You ask what it is about bookstores that makes them intensely local but also subject to being abstracted as the “soul” of a community.  How would you answer your own question in the cultural landscape of 19th-century antebellum New York?  Why do you think such easy resonances emerge between that historical context and the present-day? I’m thinking especially of how you use the comments section from EV Grieve

First, I want to thank EV Grieve and the individual writers whose letters to Cooper Union he posted. I probably should have asked for permission to quote from them. They’re such great examples of the passionate defenses of and symbolic significance invested in the modern bookstore.

On the intensely local aspect of the bookstore—One of the dangers in talking about “the bookstore” as a general thing is that it elides all of the local pressures that shape the bookstore and inform our experiences and associations of it. The big box store in Union Square, for instance, occupies a very different historical, physical, and symbolic space than the small neighborhood bookseller, and, as Ted Striphas has shown, different than the exact same big box store in Durham, NC where it is the only bookstore for miles and is enmeshed in that region’s own racial and economic history.  And of course, individuals form their own distinct associations and experiential geographies of bookstores.
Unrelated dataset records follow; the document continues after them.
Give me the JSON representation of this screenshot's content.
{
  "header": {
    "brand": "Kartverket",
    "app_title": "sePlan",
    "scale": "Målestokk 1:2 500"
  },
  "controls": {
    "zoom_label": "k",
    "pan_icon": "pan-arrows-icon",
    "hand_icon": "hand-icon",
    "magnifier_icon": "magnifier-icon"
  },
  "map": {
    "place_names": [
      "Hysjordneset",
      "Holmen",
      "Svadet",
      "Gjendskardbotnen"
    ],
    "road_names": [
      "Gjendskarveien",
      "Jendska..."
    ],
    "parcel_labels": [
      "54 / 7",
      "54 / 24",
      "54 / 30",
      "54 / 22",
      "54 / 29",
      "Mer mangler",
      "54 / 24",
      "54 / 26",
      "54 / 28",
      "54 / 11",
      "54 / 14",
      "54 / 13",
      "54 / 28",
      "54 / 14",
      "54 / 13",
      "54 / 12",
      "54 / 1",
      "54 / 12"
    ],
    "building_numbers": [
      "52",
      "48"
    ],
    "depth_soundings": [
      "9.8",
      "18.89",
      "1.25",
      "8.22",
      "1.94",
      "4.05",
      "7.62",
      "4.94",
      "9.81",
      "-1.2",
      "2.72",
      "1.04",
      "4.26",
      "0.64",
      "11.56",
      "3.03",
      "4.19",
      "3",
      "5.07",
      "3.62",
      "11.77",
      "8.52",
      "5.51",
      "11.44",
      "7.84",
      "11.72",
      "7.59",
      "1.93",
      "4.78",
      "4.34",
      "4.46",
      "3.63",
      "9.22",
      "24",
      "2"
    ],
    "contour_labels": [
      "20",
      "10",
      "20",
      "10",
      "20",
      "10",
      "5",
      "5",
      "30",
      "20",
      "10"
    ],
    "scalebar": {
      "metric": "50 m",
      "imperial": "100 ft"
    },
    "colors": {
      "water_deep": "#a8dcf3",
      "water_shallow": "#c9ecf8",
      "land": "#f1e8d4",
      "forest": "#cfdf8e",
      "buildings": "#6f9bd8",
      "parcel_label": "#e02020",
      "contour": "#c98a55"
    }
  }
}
Nineteenth-century luminary, William Templeton Strong, loved Appletons’ but derided the bookstore just next door as a “citadel of humbug.” One of the appeals, then, of investing the bookstore with the symbolic significance of a cultural institution is that it can both capture the local significance of the bookstore to a certain vision of “community” while also linking one bookstore’s survival to a larger cultural preservation project.

But I don’t think many nineteenth-century New Yorkers would have talked about the bookstore in a similar way, as both locally and symbolically significant. It didn’t yet have the widespread cultural cache (or sentimental attachment?) that it does now. By the early 20th century, however, trade publications like Publisher’s Weekly reveal a growing panic about the future of the bookstore and attach to the physical space of the threatened store larger concerns about literary values, modes of reading, and cultural authority—not too far from concerns of the “soul.”

 As a “landmark” in the way you describe in your paper, can the bookstore be understood as a civic space apart from its status as a “commercial institution of culture?” When you write of Appleton’s that to “buy books here was to assert one’s own taste and membership in a fashionable community,” are there other acts of civic or public participation that perform a similar membership?  Where else might these members self-identify—or are you arguing that bookstores present a unique and distinct occasion or space for membership or community formation?

I think most people today consider the bookstore a civic space—for participation in a community, for sharing ideas and information—independent of its commercial functions. To the detriment of the bookseller’s bottom-line. That’s the fascinating paradox of today’s bookstore—locating a “higher value” in its role as an enlivening cultural space for readings, conversation, or leisure and not in its more mundane commercial role as a place where books are commodities to be sold, and crucially, bought, risks the bookstore’s survival. Certainly, there are a variety of ways individual booksellers have found to strike a balance between a store’s commercial and cultural functions or to make the cultural profitable. But I wonder, what might the bookstore look like in the future if it was actually classified as a cultural institution and funded primarily by donors or government entities and not solely by the sale of books?

Appletons’ built the cultural significance of their stores on the foundations of its commercial functions. In that way, his stores mid-century and later might be aligned with the emerging department store model. Any act of consumption—buying a dress, decorating a drawing room—could be argued to incorporate an individual into a fashionable community and communicate values through physical objects, but I do think that the bookstore, by nature of the books it sold—objects already circulating in intellectual and social economies, and increasingly in the 19th century with advances in binding, cover options, and illustration technologies in a material economy—offer a unique and complicated space for individual identification and community formation.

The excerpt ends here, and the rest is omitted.